Pada Abad ke-19 AS melakukan intervensi terhadap negara lain, sebagian besar tujuannya didorong oleh peluang ekonomi di Pasifik dan Amerika Latin yang saat itu dikuasai Spanyol. Kemudian pada abad ke-20 intervensi AS terlihat dalam Perang Dunia I dan II. Pasukan AS bertempur bersama negara sekutu dalam kampanye internasional melawan Kekaisaran Jepang dan Nazi Jerman, berserta sekutu masing-masing.
Perang Dunia II berdampak pada kebijakan luar negeri yang mengekang, bertujuan untuk mencegah penyebaran komunisme dunia.
Perang Dingin yang terjadi setelah itu menghasilkan Doktrin Truman, Eisenhower, Kennedy, Carter, dan Reagan. Semuanya menyaksikan keterlibatan AS dalam spionase, pergantian rezim, perang proksi, serta aktivitas rahasia lain guna melawan rezim boneka Soviet.
Daniel Kovalik, seorang pakar HAM internasional dari Universitas Pittsburgh, menjelaskan AS menggunakan HAM sebagai alat gebuk. Padahal bukan itu yang dikejar AS, melainkan kepentingan ekonomi dan strategis AS.
Senada dengan Kovalic, pengamat asal Turki, Tunc Akkoc, menyebut demokrasi juga menjadi alat gebuk lainnya.
"Wacana tentang demokrasi adalah alat tekan AS terhadap negara-negara.

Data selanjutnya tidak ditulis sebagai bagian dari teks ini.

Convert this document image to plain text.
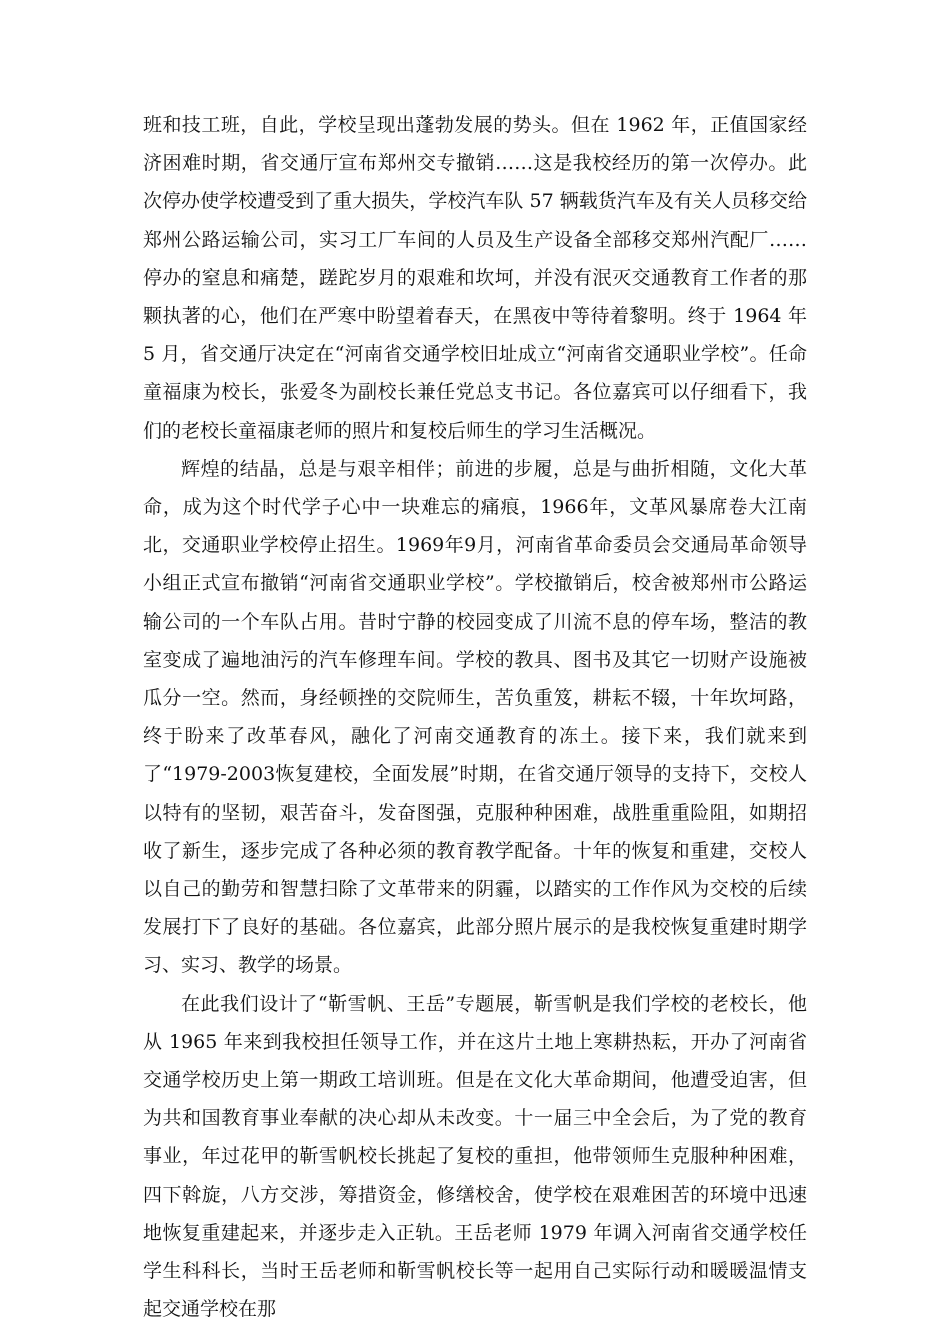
班和技工班，自此，学校呈现出蓬勃发展的势头。但在 1962 年，正值国家经济困难时期，省交通厅宣布郑州交专撤销……这是我校经历的第一次停办。此次停办使学校遭受到了重大损失，学校汽车队 57 辆载货汽车及有关人员移交给郑州公路运输公司，实习工厂车间的人员及生产设备全部移交郑州汽配厂……停办的窒息和痛楚，蹉跎岁月的艰难和坎坷，并没有泯灭交通教育工作者的那颗执著的心，他们在严寒中盼望着春天，在黑夜中等待着黎明。终于 1964 年 5 月，省交通厅决定在“河南省交通学校旧址成立“河南省交通职业学校”。任命童福康为校长，张爱冬为副校长兼任党总支书记。各位嘉宾可以仔细看下，我们的老校长童福康老师的照片和复校后师生的学习生活概况。

辉煌的结晶，总是与艰辛相伴；前进的步履，总是与曲折相随，文化大革命，成为这个时代学子心中一块难忘的痛痕，1966年，文革风暴席卷大江南北，交通职业学校停止招生。1969年9月，河南省革命委员会交通局革命领导小组正式宣布撤销“河南省交通职业学校”。学校撤销后，校舍被郑州市公路运输公司的一个车队占用。昔时宁静的校园变成了川流不息的停车场，整洁的教室变成了遍地油污的汽车修理车间。学校的教具、图书及其它一切财产设施被瓜分一空。然而，身经顿挫的交院师生，苦负重笈，耕耘不辍，十年坎坷路，终于盼来了改革春风，融化了河南交通教育的冻土。接下来，我们就来到了“1979-2003恢复建校，全面发展”时期，在省交通厅领导的支持下，交校人以特有的坚韧，艰苦奋斗，发奋图强，克服种种困难，战胜重重险阻，如期招收了新生，逐步完成了各种必须的教育教学配备。十年的恢复和重建，交校人以自己的勤劳和智慧扫除了文革带来的阴霾，以踏实的工作作风为交校的后续发展打下了良好的基础。各位嘉宾，此部分照片展示的是我校恢复重建时期学习、实习、教学的场景。

在此我们设计了“靳雪帆、王岳”专题展，靳雪帆是我们学校的老校长，他从 1965 年来到我校担任领导工作，并在这片土地上寒耕热耘，开办了河南省交通学校历史上第一期政工培训班。但是在文化大革命期间，他遭受迫害，但为共和国教育事业奉献的决心却从未改变。十一届三中全会后，为了党的教育事业，年过花甲的靳雪帆校长挑起了复校的重担，他带领师生克服种种困难，四下斡旋，八方交涉，筹措资金，修缮校舍，使学校在艰难困苦的环境中迅速地恢复重建起来，并逐步走入正轨。王岳老师 1979 年调入河南省交通学校任学生科科长，当时王岳老师和靳雪帆校长等一起用自己实际行动和暖暖温情支起交通学校在那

Setiap wilayah yang mereka invasi hancur total baik secara fisik maupun spiritual karena mereka membuat tetangga saling bermusuhan," kata Akkoc.
Namun agresi militer langsung bukan satu-satunya cara AS. Negara itu juga menggunakan rayuan ekonomi, sanksi keuangan, infiltrasi budaya, hasutan untuk melakukan kerusuhan, manipulasi pemilu, dan tipu muslihat lain. Tujuan tersembunyinya menumbangkan negara-negara yang bermusuhan secara ideologis. Tindakan itu bahkan diakui mantan Penasihat Keamanan Nasional AS John Bolton dalam wawancara dengan CNN.
Mantan anggota DPR AS dari Iowa, Greg Cusack, menggambarkan kebijakan luar negeri negaranya. Sejak awal berdirinya, lanjut Cusack, AS telah membentuk budaya pembajakan yang menganjurkan penjarahan dan penaklukan.
Kemudian, setelah berakhirnya Perang Dingin yang ditandai dengan kemenangan Barat, AS menjadi satu-satunya negara adikuasa di dunia. Pada posisi itu AS melihat kesempatan langka untuk membentuk kembali dunia sesuai keinginannya dan berkuasa penuh atau unipolar.
Namun momen unipolar AS hanya berumur pendek dan bergeser ke multipolar setelah kebangkitan dunia timur sosialis yang dimotori Rusia. AS pun khawatir supremasi globalnya bisa melemah. Oleh karena itu, AS akan terus berusaha memperkuat cengkeramannya.